New Orleans has pushed a neo-liberal agenda of privatizing public services about as far as one would think possible, and handing the policing of downtown over to the discretion of bar owners might be a bridge too far. Private patrols have been repeatedly cited as straining our 911 system, encouraging corruption and draining New Orleans Police Department resources. They are not a solution, nor is policing Bourbon Street the greatest need, though the media focus on the June 29 shooting has pulled attention from the string of rapes and armed robberies in the larger downtown area.

Our police force has dwindled over the past several years for any number of reasons, but indisputably a primary factor has been increased scrutiny into bad practices and the federal consent decree. If retired police officers are to be hired, who, precisely, will be screening them? Even those who retired after years of good service were trained under procedures that have come under fire from numerous civil rights organizations and the Department of Justice.

The concept of solving a manpower shortage by engaging off-duty police is even more patently absurd. Adding more hours of work for our already overworked and underpaid officers is not a public safety solution. Even with the best training in the world, there is a strictly finite amount of time anyone who carries a gun should be on duty, especially on a beat that is the equivalent of being a piƱata at a 7-year-old’s birthday party.

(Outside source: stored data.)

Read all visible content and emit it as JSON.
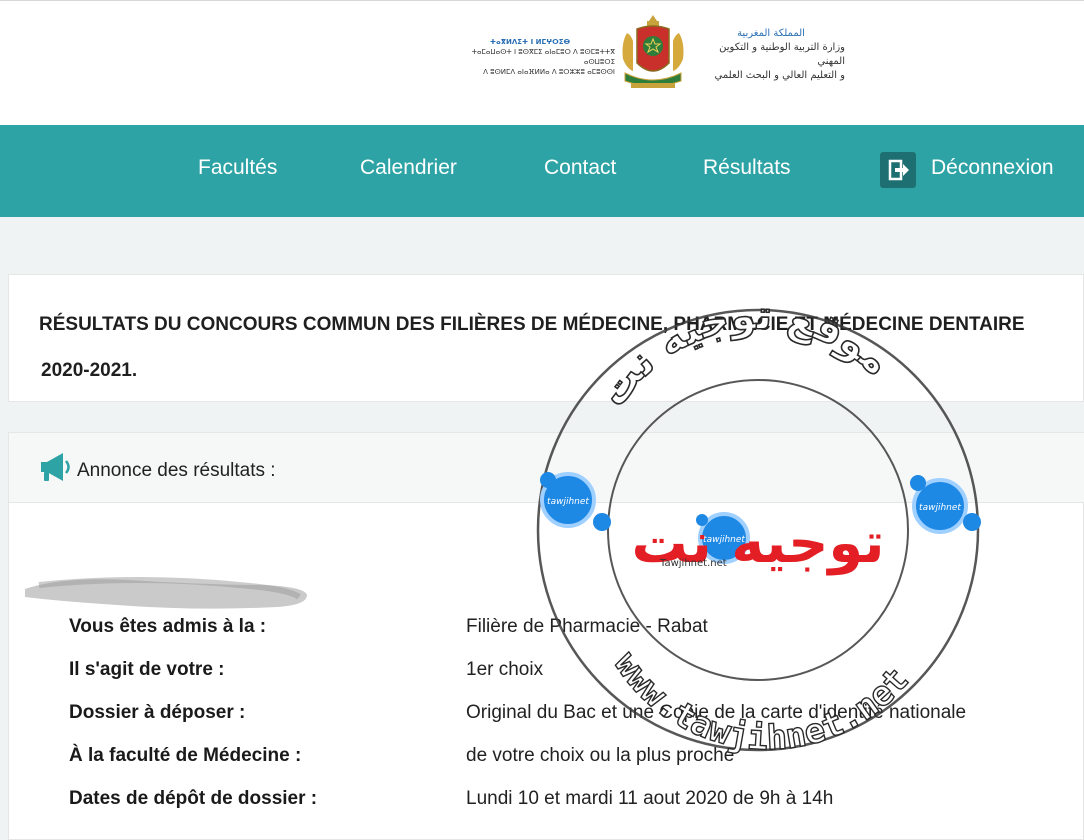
{
  "header": {
    "tifinagh_line1": "ⵜⴰⴳⵍⴷⵉⵜ ⵏ ⵍⵎⵖⵔⵉⴱ",
    "tifinagh_line2": "ⵜⴰⵎⴰⵡⴰⵙⵜ ⵏ ⵓⵙⴳⵎⵉ ⴰⵏⴰⵎⵓⵔ ⴷ ⵓⵙⵎⵓⵜⵜⴳ ⴰⵙⵡⵓⵔⵉ",
    "tifinagh_line3": "ⴷ ⵓⵙⵍⵎⴷ ⴰⵏⴰⴼⵍⵍⴰ ⴷ ⵓⵔⵣⵣⵓ ⴰⵎⵓⵙⵙⵏ",
    "arabic_line1": "المملكة المغربية",
    "arabic_line2": "وزارة التربية الوطنية و التكوين المهني",
    "arabic_line3": "و التعليم العالي و البحث العلمي"
  },
  "nav": {
    "facultes": "Facultés",
    "calendrier": "Calendrier",
    "contact": "Contact",
    "resultats": "Résultats",
    "deconnexion": "Déconnexion"
  },
  "title_card": {
    "title": "RÉSULTATS DU CONCOURS COMMUN DES FILIÈRES DE MÉDECINE, PHARMACIE ET MÉDECINE DENTAIRE",
    "year": "2020-2021."
  },
  "results": {
    "heading": "Annonce des résultats :",
    "rows": [
      {
        "label": "Vous êtes admis à la :",
        "value": "Filière de Pharmacie - Rabat"
      },
      {
        "label": "Il s'agit de votre :",
        "value": "1er choix"
      },
      {
        "label": "Dossier à déposer :",
        "value": "Original du Bac et une Copie de la carte d'identité nationale"
      },
      {
        "label": "À la faculté de Médecine :",
        "value": "de votre choix ou la plus proche"
      },
      {
        "label": "Dates de dépôt de dossier :",
        "value": "Lundi 10 et mardi 11 aout 2020 de 9h à 14h"
      }
    ]
  },
  "watermark": {
    "arabic_top": "موقع توجيه نت",
    "brand_arabic": "توجيه نت",
    "brand_latin": "tawjihnet",
    "url": "www.tawjihnet.net",
    "small_url": "Tawjihnet.net"
  },
  "colors": {
    "nav_bg": "#2ea3a6",
    "nav_icon_bg": "#1d6f72",
    "megaphone": "#2ea3a6",
    "watermark_red": "#e31e24",
    "watermark_blue": "#1e88e5"
  }
}
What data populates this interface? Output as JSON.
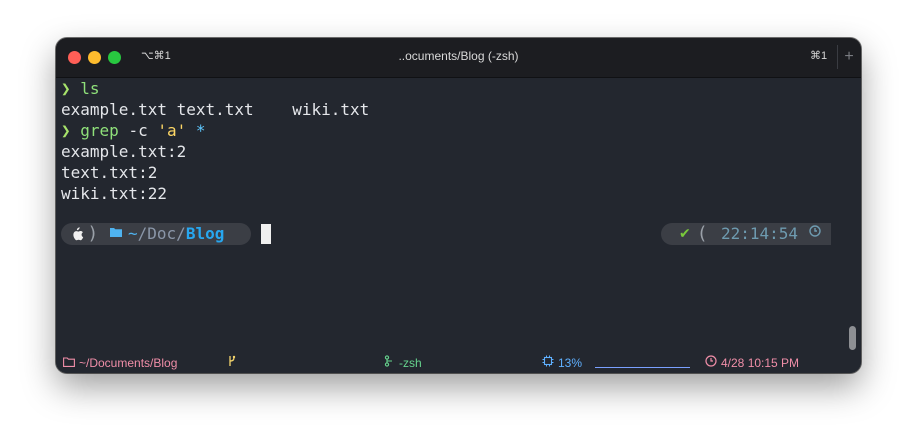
{
  "window": {
    "title": "..ocuments/Blog (-zsh)",
    "tab_shortcut_left": "⌥⌘1",
    "tab_shortcut_right": "⌘1",
    "new_tab_symbol": "+"
  },
  "terminal": {
    "prompt_symbol": "❯",
    "lines": [
      {
        "type": "command",
        "cmd": "ls",
        "args": ""
      },
      {
        "type": "output",
        "text": "example.txt text.txt    wiki.txt"
      },
      {
        "type": "command",
        "cmd": "grep",
        "flag": "-c",
        "str": "'a'",
        "glob": "*"
      },
      {
        "type": "output",
        "text": "example.txt:2"
      },
      {
        "type": "output",
        "text": "text.txt:2"
      },
      {
        "type": "output",
        "text": "wiki.txt:22"
      }
    ]
  },
  "prompt": {
    "os_icon": "apple-icon",
    "folder_icon": "folder-icon",
    "path_tilde": "~",
    "path_middle": "/Doc/",
    "path_last": "Blog",
    "status_icon": "check-icon",
    "status_mark": "✔",
    "time": "22:14:54",
    "clock_icon": "clock-icon"
  },
  "statusbar": {
    "path": "~/Documents/Blog",
    "branch_icon": "git-branch-icon",
    "job_icon": "process-icon",
    "job": "-zsh",
    "cpu_icon": "cpu-icon",
    "cpu": "13%",
    "clock_icon": "clock-icon",
    "datetime": "4/28 10:15 PM"
  },
  "colors": {
    "background": "#23272f",
    "prompt_arrow": "#a7e36b",
    "command": "#8fe07a",
    "string": "#ffd866",
    "glob": "#5ec8ff",
    "path_accent": "#27a7f0"
  }
}
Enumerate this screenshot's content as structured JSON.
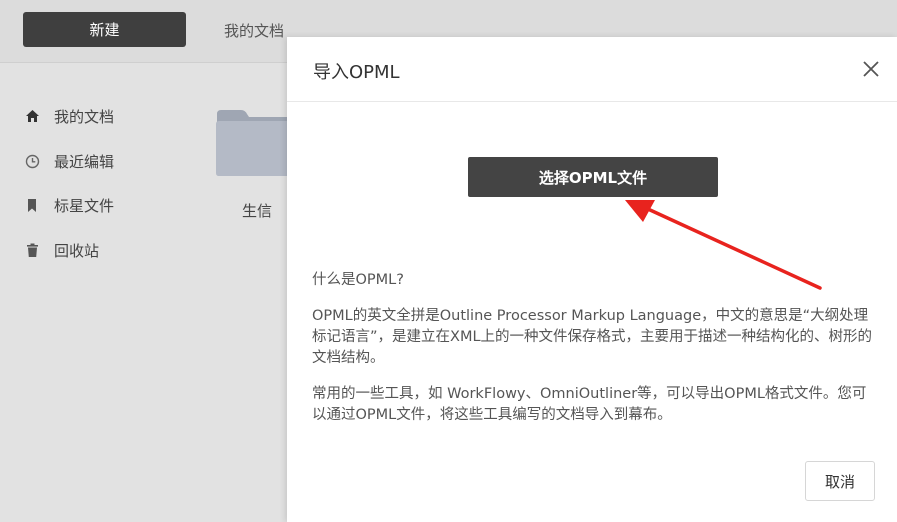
{
  "topbar": {
    "new_label": "新建",
    "my_docs_tab": "我的文档"
  },
  "sidebar": {
    "items": [
      {
        "label": "我的文档",
        "icon": "home-icon"
      },
      {
        "label": "最近编辑",
        "icon": "clock-icon"
      },
      {
        "label": "标星文件",
        "icon": "bookmark-icon"
      },
      {
        "label": "回收站",
        "icon": "trash-icon"
      }
    ]
  },
  "main": {
    "folder_label": "生信"
  },
  "dialog": {
    "title": "导入OPML",
    "choose_button": "选择OPML文件",
    "info_heading": "什么是OPML?",
    "paragraph1": "OPML的英文全拼是Outline Processor Markup Language，中文的意思是“大纲处理标记语言”，是建立在XML上的一种文件保存格式，主要用于描述一种结构化的、树形的文档结构。",
    "paragraph2": "常用的一些工具，如 WorkFlowy、OmniOutliner等，可以导出OPML格式文件。您可以通过OPML文件，将这些工具编写的文档导入到幕布。",
    "cancel_button": "取消"
  },
  "colors": {
    "primary_button": "#444444",
    "annotation_arrow": "#e8231e"
  }
}
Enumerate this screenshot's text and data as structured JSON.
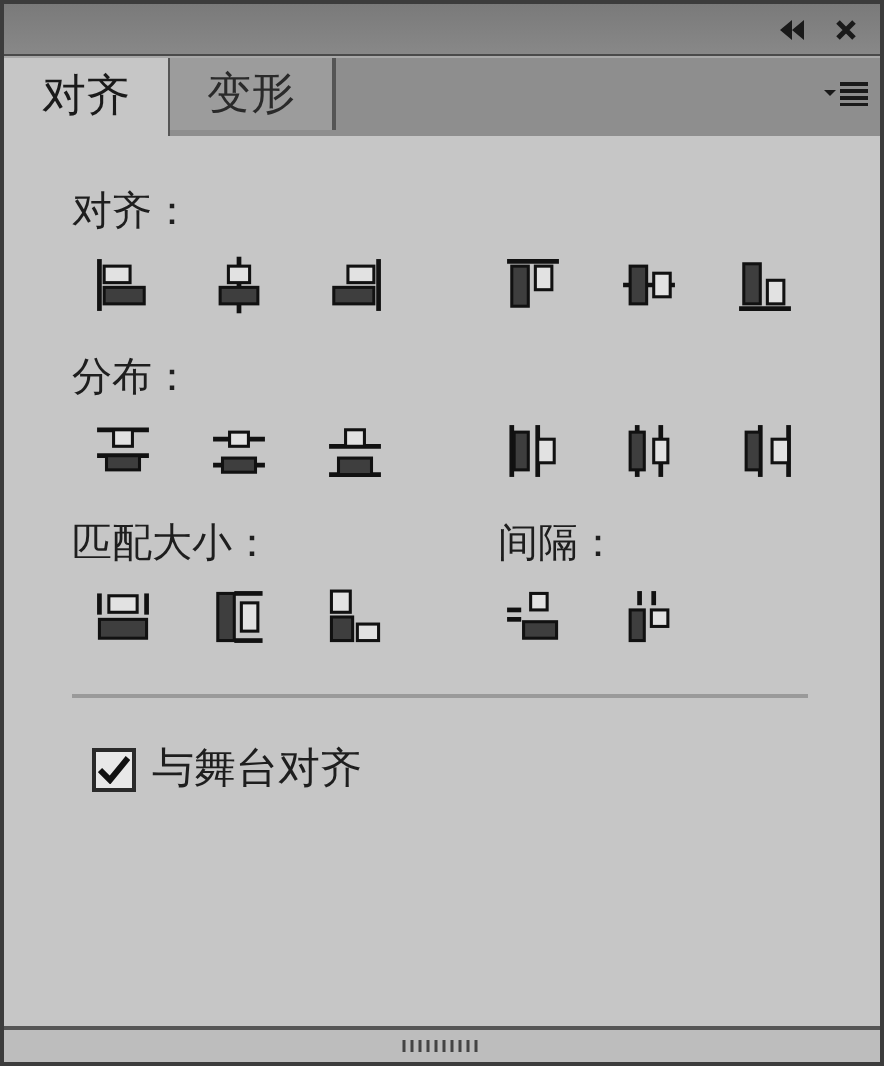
{
  "tabs": [
    {
      "label": "对齐",
      "selected": true
    },
    {
      "label": "变形",
      "selected": false
    }
  ],
  "rows": [
    {
      "groups": [
        {
          "label": "对齐：",
          "buttons": [
            {
              "kind": "align-left"
            },
            {
              "kind": "align-hcenter"
            },
            {
              "kind": "align-right"
            }
          ]
        },
        {
          "buttons": [
            {
              "kind": "align-top"
            },
            {
              "kind": "align-vcenter"
            },
            {
              "kind": "align-bottom"
            }
          ]
        }
      ]
    },
    {
      "groups": [
        {
          "label": "分布：",
          "buttons": [
            {
              "kind": "dist-top"
            },
            {
              "kind": "dist-vcenter"
            },
            {
              "kind": "dist-bottom"
            }
          ]
        },
        {
          "buttons": [
            {
              "kind": "dist-left"
            },
            {
              "kind": "dist-hcenter"
            },
            {
              "kind": "dist-right"
            }
          ]
        }
      ]
    },
    {
      "groups": [
        {
          "label": "匹配大小：",
          "buttons": [
            {
              "kind": "match-width"
            },
            {
              "kind": "match-height"
            },
            {
              "kind": "match-both"
            }
          ]
        },
        {
          "label": "间隔：",
          "buttons": [
            {
              "kind": "space-vertical"
            },
            {
              "kind": "space-horizontal"
            }
          ]
        }
      ]
    }
  ],
  "stage_align": {
    "label": "与舞台对齐",
    "checked": true
  }
}
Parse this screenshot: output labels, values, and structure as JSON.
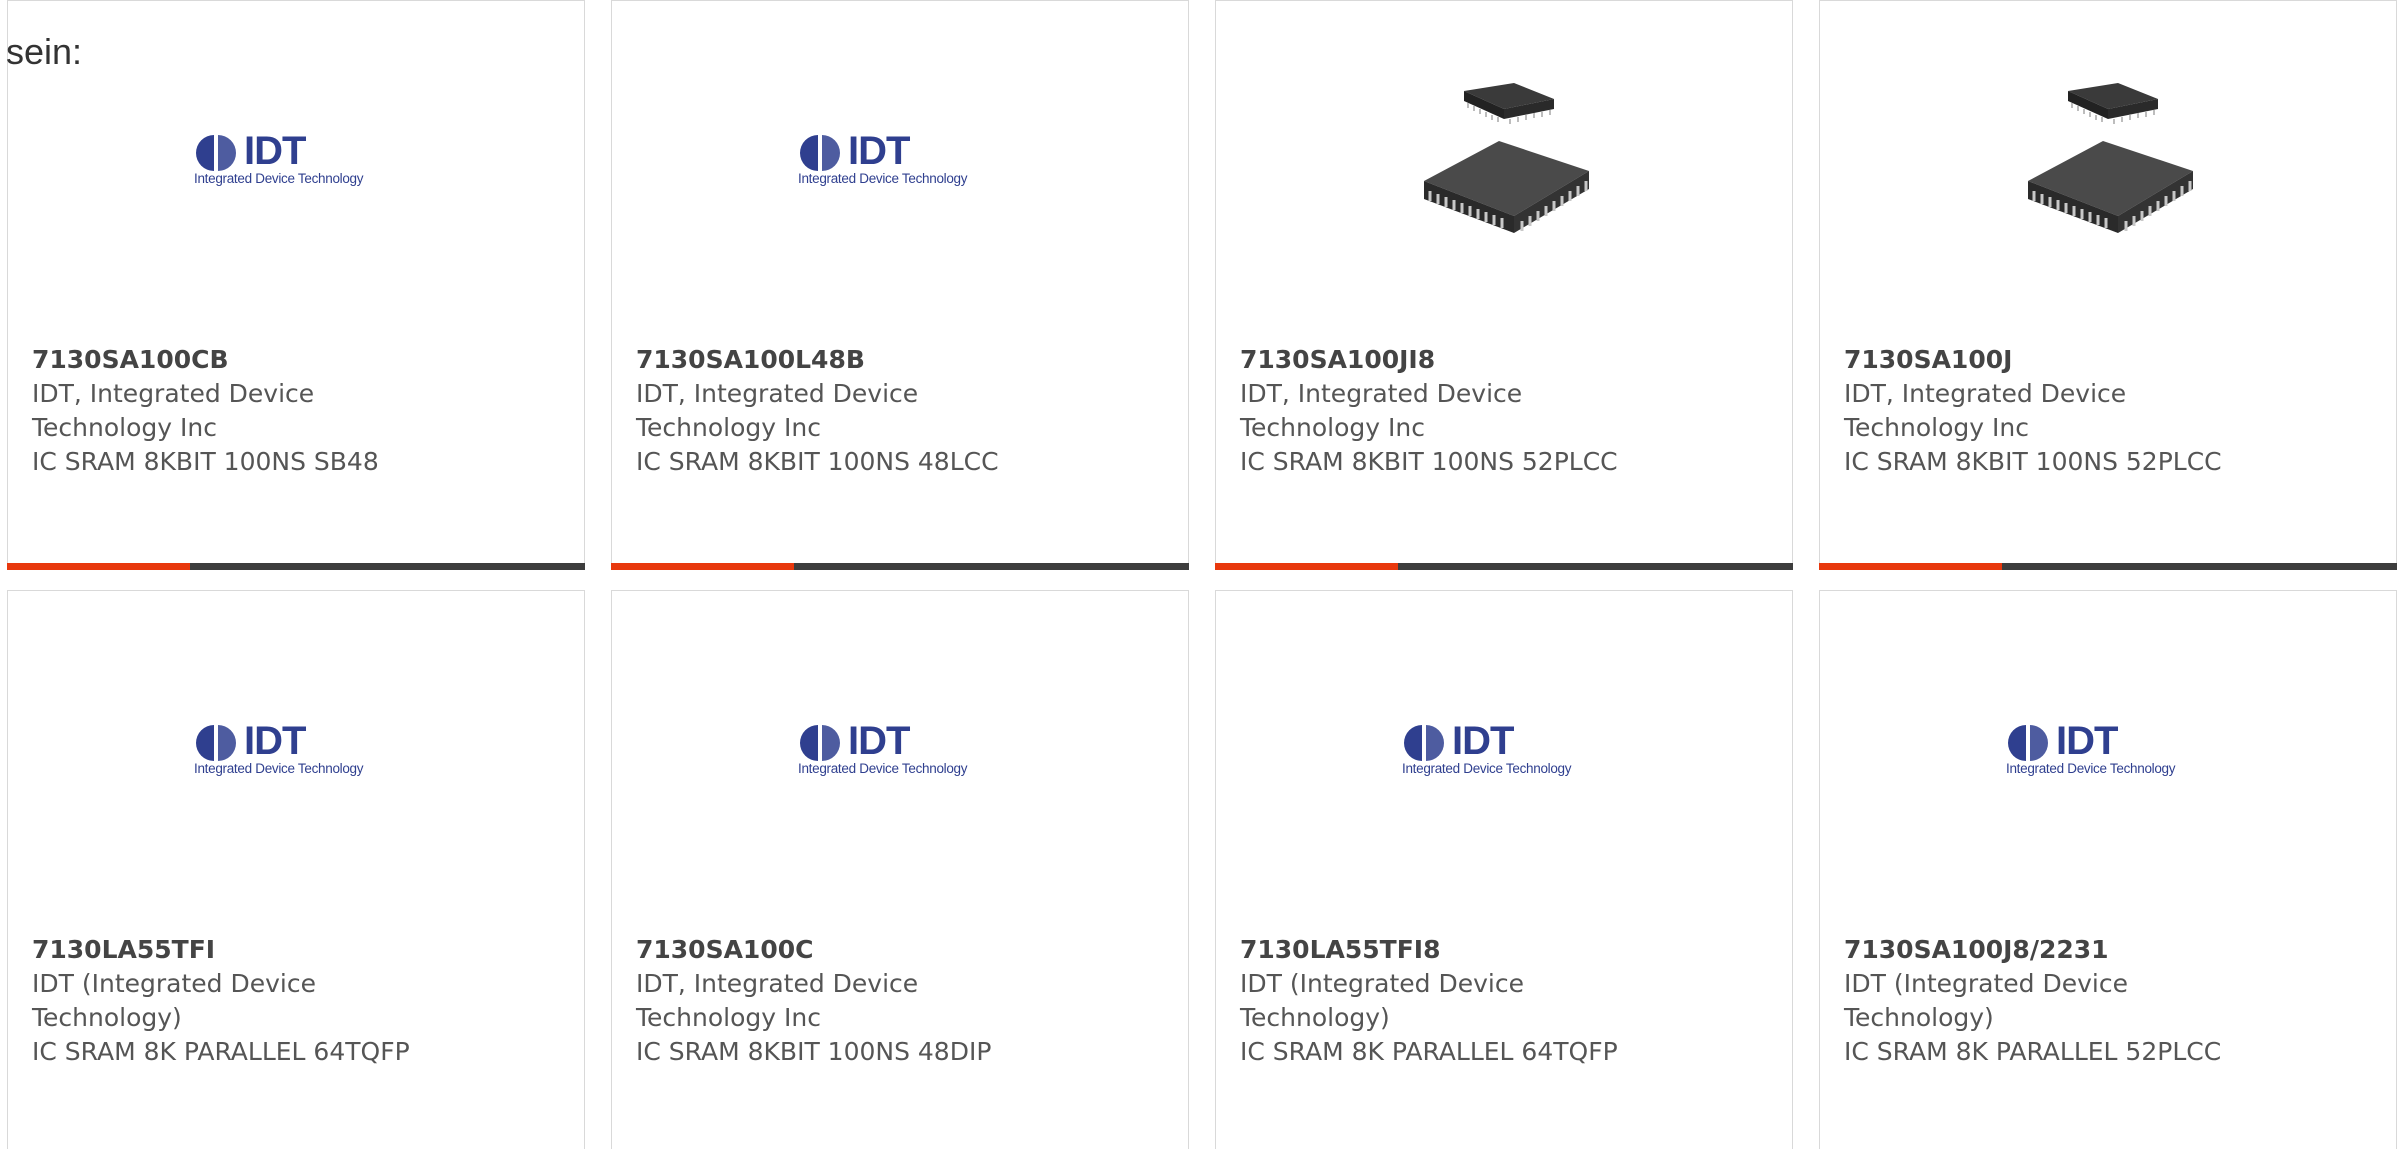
{
  "lead_text": "sein:",
  "colors": {
    "accent": "#e8380d",
    "bar": "#3d3d3d",
    "idt_blue": "#2f3f8f"
  },
  "idt_logo": {
    "word": "IDT",
    "tagline": "Integrated Device Technology"
  },
  "cards": [
    {
      "image": "idt-logo",
      "part": "7130SA100CB",
      "mfr": "IDT, Integrated Device Technology Inc",
      "desc": "IC SRAM 8KBIT 100NS SB48"
    },
    {
      "image": "idt-logo",
      "part": "7130SA100L48B",
      "mfr": "IDT, Integrated Device Technology Inc",
      "desc": "IC SRAM 8KBIT 100NS 48LCC"
    },
    {
      "image": "plcc-chip",
      "part": "7130SA100JI8",
      "mfr": "IDT, Integrated Device Technology Inc",
      "desc": "IC SRAM 8KBIT 100NS 52PLCC"
    },
    {
      "image": "plcc-chip",
      "part": "7130SA100J",
      "mfr": "IDT, Integrated Device Technology Inc",
      "desc": "IC SRAM 8KBIT 100NS 52PLCC"
    },
    {
      "image": "idt-logo",
      "part": "7130LA55TFI",
      "mfr": "IDT (Integrated Device Technology)",
      "desc": "IC SRAM 8K PARALLEL 64TQFP"
    },
    {
      "image": "idt-logo",
      "part": "7130SA100C",
      "mfr": "IDT, Integrated Device Technology Inc",
      "desc": "IC SRAM 8KBIT 100NS 48DIP"
    },
    {
      "image": "idt-logo",
      "part": "7130LA55TFI8",
      "mfr": "IDT (Integrated Device Technology)",
      "desc": "IC SRAM 8K PARALLEL 64TQFP"
    },
    {
      "image": "idt-logo",
      "part": "7130SA100J8/2231",
      "mfr": "IDT (Integrated Device Technology)",
      "desc": "IC SRAM 8K PARALLEL 52PLCC"
    }
  ]
}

The city should block this move and address the ongoing resource drain in the 8th District by shifting noise enforcement to the Health Department, where it belongs. Chief Ronal Serpas should focus on recruiting new NOPD officers by identifying promising high school students and supporting them in getting their required college hours. Our business and community leaders should focus on creating the kind of economic growth that actually decreases crime by providing living wage jobs and a more equitable city.